無駄なコストを掛けないコスパの良い製品に仕上がっている機種です。
リフレッシュレートが最高180Hzなことを懸念されるかもしれませんが、HDR600及びQHD解像度環境で240Hz出すことは現在のゲームシーンではPCスペック的に現実的ではないので、あんまり気にしなくていいです。
【Display HDR 600】BenQ MOBIUZ EX270QM
| 画面サイズ | 27インチ |
| 解像度 | WQHD(2560 x 1440) |
| パネルの種類 | IPS |
| リフレッシュレート | 240Hz |
| 応答速度 | 1ms(GTG/MPRT) |
| HDR | |
| 色域 | DCI-P3カバー率:98% |
| 入力端子 | DisplayPort 1.4×1 HDMI 2.1×2 |
| スタンド機能 | 高さ・チルト・スイベル・ピボット調節機能 |
| USBハブ機能 | 有り |
| スピーカー | 2.1Ch (2Wx2 + 5W ウーファー) |
| VESAマウント | 有り 100x100mm |
| 公式サイトURL | https://www.benq.com/ja-jp/monitor/gaming/ex270qm.html |
HDR600にリフレッシュレート240Hz、応答速度1msとどんなゲームも最高品質で楽しめるほか、映画、ドラマ、音楽、コンテンツ制作どれをとってもハイパフォーマンスにこなすことのできる一台です。
高級機なため、パネル品質が優れています。
BenQ MOBIUZシリーズは内蔵スピーカーが特徴で、ウーファー付きの2.1chな高品質なスピーカーを搭載しています。
4K解像度版の「BenQ MOBIUZ EX2710U」もあります↓
【Display HDR 600】Dell G3223Q
| 画面サイズ | 32インチ |
| 解像度 | 4kUHD(3840 x 2160) |
| パネルの種類 | IPS |
| リフレッシュレート | 144Hz |
| 応答速度 | 1ms(GTG) |
| HDR | |
| 色域 | sRGBカバー率:99% DCI-P3カバー率:95% |
| 入力端子 | DisplayPort 1.4×1 HDMI 2.1×2 |
| スタンド機能 | 高さ・チルト・スイベル・ピボット調節機能 |
| USBハブ機能 | 有り |
| スピーカー | なし |
| VESAマウント | 有り 100x100mm |
| 公式サイトURL | https://x.gd/D6jLc |
HDRゲーミングモニターの中で32インチの大画面4K解像度がほしいならば「Dell G3223Q」がおすすめです。

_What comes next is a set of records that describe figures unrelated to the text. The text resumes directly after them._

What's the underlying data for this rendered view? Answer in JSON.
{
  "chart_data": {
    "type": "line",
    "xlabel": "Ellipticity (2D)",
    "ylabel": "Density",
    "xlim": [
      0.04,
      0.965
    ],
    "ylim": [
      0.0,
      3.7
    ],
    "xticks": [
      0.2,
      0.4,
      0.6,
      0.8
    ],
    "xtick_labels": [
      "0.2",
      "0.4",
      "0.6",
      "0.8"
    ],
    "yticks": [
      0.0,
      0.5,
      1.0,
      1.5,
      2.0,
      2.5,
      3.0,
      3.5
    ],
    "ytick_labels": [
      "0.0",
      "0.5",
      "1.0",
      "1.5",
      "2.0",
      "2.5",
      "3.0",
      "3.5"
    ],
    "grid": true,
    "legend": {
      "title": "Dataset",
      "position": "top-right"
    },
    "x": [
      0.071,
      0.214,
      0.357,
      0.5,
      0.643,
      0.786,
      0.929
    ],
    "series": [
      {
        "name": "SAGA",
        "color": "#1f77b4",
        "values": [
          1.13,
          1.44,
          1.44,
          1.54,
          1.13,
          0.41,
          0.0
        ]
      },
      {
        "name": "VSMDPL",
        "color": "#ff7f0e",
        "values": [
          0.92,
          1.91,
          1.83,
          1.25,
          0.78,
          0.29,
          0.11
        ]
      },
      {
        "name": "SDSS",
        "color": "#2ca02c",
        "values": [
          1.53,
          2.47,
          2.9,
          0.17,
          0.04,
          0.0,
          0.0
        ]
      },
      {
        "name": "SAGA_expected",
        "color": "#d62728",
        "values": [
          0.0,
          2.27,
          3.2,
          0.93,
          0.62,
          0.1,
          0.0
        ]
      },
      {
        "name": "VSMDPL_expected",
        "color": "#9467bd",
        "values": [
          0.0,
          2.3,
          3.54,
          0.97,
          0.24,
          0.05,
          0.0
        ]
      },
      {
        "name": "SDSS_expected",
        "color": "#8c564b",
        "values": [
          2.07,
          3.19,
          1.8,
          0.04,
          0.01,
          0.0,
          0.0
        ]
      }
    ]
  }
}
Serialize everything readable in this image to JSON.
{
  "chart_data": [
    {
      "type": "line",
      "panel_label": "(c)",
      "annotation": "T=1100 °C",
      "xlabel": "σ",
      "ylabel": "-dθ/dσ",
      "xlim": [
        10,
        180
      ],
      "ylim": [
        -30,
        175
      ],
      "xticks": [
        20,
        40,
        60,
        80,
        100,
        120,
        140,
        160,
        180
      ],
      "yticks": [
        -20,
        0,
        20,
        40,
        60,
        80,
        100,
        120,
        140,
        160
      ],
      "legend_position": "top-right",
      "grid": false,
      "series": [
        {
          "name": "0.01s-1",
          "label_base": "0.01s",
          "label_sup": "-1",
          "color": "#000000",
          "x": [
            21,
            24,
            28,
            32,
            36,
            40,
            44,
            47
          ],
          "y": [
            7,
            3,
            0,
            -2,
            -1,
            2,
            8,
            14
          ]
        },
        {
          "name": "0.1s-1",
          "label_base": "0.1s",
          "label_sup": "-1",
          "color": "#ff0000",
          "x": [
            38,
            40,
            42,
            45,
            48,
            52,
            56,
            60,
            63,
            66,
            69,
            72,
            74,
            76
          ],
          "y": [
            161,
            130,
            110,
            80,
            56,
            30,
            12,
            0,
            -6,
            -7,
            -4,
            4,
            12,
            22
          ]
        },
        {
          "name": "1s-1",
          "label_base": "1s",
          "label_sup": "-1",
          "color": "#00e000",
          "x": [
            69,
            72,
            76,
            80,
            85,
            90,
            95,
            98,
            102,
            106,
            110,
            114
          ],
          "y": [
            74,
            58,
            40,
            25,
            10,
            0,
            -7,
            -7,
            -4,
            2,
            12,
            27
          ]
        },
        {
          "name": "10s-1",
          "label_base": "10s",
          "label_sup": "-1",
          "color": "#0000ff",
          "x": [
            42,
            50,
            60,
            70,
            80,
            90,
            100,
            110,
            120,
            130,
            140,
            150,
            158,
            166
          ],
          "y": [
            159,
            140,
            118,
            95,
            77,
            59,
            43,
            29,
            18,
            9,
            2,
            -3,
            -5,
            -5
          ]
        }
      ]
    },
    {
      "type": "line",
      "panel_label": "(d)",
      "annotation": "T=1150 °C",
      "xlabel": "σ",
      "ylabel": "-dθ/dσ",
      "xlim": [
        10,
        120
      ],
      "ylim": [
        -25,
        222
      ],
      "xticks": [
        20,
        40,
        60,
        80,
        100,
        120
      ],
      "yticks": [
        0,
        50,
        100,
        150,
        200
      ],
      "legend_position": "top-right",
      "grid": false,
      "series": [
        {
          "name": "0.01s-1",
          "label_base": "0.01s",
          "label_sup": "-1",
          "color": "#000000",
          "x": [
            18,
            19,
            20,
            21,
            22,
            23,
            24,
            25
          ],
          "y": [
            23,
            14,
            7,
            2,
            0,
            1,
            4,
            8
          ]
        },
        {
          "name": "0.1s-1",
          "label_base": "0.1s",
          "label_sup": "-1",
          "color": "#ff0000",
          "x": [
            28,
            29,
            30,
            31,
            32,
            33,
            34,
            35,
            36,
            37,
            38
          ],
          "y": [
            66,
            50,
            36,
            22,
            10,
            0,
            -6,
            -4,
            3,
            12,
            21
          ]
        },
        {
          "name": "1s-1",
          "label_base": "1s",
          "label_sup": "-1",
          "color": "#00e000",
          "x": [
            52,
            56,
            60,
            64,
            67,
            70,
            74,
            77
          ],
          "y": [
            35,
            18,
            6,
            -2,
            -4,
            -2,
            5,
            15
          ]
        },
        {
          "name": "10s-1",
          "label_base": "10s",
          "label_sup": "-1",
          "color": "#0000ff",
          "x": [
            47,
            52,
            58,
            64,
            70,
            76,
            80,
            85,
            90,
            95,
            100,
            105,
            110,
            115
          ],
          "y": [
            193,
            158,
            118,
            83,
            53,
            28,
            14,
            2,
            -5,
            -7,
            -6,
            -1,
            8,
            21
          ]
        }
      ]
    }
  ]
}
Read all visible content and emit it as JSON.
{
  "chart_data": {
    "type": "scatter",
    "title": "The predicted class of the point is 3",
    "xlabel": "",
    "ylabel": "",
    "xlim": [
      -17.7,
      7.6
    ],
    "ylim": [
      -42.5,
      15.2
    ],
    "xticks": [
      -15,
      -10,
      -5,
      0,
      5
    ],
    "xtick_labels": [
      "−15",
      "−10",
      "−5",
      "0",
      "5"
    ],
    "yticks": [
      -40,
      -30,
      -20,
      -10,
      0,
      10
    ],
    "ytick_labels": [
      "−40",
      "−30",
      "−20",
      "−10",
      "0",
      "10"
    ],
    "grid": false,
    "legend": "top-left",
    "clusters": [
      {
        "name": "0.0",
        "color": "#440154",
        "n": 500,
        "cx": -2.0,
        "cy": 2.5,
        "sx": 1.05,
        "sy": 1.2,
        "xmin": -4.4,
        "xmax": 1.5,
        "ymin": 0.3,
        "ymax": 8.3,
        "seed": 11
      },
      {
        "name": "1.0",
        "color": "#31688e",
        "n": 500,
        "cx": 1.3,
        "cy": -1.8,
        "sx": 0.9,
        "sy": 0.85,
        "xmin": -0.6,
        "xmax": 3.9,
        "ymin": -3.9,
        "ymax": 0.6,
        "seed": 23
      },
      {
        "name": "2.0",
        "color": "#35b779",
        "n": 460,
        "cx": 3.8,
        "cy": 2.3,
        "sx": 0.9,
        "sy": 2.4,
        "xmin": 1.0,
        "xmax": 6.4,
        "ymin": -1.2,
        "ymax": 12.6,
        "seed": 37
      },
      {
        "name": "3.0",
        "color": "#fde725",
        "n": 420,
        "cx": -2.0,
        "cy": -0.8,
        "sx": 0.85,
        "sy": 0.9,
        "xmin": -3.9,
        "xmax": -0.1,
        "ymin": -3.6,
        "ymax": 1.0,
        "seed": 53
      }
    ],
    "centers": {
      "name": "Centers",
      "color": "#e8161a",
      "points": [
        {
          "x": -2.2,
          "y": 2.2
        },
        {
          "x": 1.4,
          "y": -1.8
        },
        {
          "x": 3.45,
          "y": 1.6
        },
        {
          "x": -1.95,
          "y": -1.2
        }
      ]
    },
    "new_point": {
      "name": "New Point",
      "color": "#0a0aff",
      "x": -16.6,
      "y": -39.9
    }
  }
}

32インチの大画面になると選択肢はそれほど多くありません。しかもHDR600以降となればなおさら。
ただ信頼のあるゲーミングモニター大手のDellであれば安心です。
価格もほぼ100,000円と4Kで32インチもあるゲーミングモニターとしては破格の安さです。
リフレッシュレートは144Hzとゲーミングモニターとしては最低限といった感じですが、4K解像度で144Hz以上出すことはほぼ不可能なので、現実的なスペックに落とし込んで、価格を安くしてくれていてある意味設計者の優しさが垣間見えます。